Mit dem nun vorliegenden Gesetzentwurf wird ein weiteres Ärgernis für alle Ärzte weitgehend abgeschafft: der Arzneimittelregress im Einzelfall. So wird die Bagatellgrenze, ab der eine Kasse eine Einzelfallprüfung einleiten kann, auf 300 Euro festgesetzt – die meisten der oft zeitraubenden Prüfungen könnten damit entfallen.
Durch die Neugestaltung des Honorarsystems, insbesondere aber auch durch die Möglichkeiten der Telemedizin, die mit dem schon beschlossenen Digitalgesetz erweitert wurden, erwartet Lauterbach eine erhebliche Erleichterung und Flexibilisierung für die Ausübung des Arztberufs. Diejenigen Teile der Arbeit, die künftig nicht mehr eines unmittelbaren persönlichen Kontakts mit dem Patienten bedürfen, könnten dann auch von Ärzte via Telemedizin ortsunabhängig und von zu Hause aus erbracht werden – insbesondere für Ärztinnen, deren Anteil bei den Berufsanfängern bei inzwischen rund 60 Prozent liegt, könnte dies eine erhebliche Arbeitserleichterung sein.
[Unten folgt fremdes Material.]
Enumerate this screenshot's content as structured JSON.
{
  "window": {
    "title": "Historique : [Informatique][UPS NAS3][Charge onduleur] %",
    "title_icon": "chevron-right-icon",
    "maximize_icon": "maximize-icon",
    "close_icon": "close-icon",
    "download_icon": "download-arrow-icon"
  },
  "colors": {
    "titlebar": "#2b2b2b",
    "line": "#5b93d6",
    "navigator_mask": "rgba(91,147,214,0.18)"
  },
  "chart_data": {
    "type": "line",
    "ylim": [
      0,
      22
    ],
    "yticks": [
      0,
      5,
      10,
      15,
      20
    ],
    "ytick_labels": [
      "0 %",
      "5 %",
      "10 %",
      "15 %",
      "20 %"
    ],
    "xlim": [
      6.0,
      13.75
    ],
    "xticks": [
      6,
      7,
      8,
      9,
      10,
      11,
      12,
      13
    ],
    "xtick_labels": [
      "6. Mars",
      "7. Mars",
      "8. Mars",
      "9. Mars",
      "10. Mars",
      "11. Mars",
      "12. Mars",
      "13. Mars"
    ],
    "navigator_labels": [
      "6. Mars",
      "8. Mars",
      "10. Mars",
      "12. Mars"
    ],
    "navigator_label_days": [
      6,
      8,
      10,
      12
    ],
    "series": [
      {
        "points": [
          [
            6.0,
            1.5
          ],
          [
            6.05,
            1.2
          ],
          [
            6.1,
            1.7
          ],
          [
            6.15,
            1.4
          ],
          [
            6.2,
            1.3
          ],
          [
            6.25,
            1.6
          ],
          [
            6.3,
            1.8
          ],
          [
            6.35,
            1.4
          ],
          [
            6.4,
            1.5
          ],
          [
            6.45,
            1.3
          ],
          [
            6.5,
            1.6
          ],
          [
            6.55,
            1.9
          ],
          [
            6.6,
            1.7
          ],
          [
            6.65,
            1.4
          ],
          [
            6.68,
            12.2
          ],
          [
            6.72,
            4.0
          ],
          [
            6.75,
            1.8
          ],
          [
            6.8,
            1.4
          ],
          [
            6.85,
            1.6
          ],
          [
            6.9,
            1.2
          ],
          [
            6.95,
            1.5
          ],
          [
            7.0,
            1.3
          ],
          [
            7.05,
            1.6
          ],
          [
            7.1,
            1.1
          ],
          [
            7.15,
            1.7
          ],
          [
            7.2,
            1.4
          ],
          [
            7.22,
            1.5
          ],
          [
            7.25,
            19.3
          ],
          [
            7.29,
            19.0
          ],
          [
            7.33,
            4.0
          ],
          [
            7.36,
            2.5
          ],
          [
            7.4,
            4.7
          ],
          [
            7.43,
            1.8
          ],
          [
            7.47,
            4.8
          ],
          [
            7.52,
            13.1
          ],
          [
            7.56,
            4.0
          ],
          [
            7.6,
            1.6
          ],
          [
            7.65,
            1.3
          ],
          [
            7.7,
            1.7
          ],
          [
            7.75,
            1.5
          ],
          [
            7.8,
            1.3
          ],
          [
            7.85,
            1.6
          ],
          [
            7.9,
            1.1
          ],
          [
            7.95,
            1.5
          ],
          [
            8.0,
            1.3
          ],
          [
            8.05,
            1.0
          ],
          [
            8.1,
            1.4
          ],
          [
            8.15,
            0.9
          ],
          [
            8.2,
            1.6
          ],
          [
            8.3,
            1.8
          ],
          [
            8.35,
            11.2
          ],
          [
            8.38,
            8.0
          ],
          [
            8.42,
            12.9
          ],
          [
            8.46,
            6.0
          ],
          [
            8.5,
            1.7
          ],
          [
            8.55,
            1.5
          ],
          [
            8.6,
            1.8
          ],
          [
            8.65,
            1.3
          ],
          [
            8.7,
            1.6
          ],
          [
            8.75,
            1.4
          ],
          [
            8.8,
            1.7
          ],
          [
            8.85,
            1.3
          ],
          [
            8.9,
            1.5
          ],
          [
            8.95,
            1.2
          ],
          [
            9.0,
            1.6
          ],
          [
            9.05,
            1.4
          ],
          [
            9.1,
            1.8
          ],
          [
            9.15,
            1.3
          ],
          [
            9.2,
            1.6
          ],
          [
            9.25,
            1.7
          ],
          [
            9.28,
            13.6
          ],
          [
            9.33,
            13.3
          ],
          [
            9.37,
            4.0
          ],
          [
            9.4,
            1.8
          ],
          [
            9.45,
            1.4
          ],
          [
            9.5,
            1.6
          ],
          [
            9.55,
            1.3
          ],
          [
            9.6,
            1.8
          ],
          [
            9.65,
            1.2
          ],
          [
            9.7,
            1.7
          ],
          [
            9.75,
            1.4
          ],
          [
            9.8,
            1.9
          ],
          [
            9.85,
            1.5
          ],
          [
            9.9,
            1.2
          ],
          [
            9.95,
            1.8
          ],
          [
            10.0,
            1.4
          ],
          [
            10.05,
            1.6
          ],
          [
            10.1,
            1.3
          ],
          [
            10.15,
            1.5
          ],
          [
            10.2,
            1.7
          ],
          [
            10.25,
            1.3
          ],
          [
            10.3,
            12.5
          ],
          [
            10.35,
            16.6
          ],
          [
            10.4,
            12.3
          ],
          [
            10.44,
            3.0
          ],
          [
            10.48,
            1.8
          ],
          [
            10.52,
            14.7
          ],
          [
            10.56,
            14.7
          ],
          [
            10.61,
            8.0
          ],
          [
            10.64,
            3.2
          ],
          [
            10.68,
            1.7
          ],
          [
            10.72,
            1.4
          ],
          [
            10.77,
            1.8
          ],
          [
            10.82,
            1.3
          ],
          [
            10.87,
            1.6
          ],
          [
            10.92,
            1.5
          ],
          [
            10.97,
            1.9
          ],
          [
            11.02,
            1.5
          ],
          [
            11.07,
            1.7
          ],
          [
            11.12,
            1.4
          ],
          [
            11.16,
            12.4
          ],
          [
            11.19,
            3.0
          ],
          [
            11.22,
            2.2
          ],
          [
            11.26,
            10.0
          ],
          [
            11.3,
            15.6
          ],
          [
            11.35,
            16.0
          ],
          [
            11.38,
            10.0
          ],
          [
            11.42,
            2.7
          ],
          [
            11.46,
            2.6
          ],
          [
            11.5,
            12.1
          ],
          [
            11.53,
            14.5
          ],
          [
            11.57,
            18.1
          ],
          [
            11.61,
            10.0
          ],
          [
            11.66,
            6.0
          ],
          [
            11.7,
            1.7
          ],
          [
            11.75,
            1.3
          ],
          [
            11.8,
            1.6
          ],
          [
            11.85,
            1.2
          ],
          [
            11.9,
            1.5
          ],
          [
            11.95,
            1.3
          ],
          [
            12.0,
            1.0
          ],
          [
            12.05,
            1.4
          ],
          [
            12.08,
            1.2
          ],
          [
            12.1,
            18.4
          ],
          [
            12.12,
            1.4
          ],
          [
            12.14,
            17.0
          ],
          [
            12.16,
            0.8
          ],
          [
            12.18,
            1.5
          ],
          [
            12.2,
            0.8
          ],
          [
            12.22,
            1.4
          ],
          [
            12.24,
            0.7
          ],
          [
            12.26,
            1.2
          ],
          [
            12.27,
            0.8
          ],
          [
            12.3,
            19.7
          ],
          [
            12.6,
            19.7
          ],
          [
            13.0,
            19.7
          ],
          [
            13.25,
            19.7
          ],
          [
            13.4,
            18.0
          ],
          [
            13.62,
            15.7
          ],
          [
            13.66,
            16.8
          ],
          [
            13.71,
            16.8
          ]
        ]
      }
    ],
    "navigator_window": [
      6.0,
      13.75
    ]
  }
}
Die KBV sieht im Kabinettsentwurf einige im Vergleich zum Referentenentwurf positive Elemente: So seien bürokratische Anforderungen an die geplanten Versorgungs- und Vorhaltepauschalen gestrichen worden. Die Entbudgetierung für die Hausärzte wird insgesamt begrüßt.
Der Hausärzteverband äußerte sich erleichtert, dass das über Monate diskutierte Gesetz nun mit dem Kabinettsbeschluss eine wichtige Hürde genommen hat. Die stellvertretende Bundesvorsitzende Professor Nicola Buhlinger-Göpfarth kritisierte jedoch, dass die ursprünglich vorgesehene verpflichtende Zahlung eines Bonus an Versicherte, die die hausarztzentrierte Versorgung wählen, zugunsten eines freiwillig zwischen den Vertragspartnern der HzV zu vereinbarenden Bonus ersetzt wurde. Damit sei die Chance für eine konsequente Steuerung der Versorgung verpasst worden. Lauterbach hatte zur Begründung dafür auf Ergebnisse der Verhandlungen mit dem Bundesfinanzministerium hingewiesen.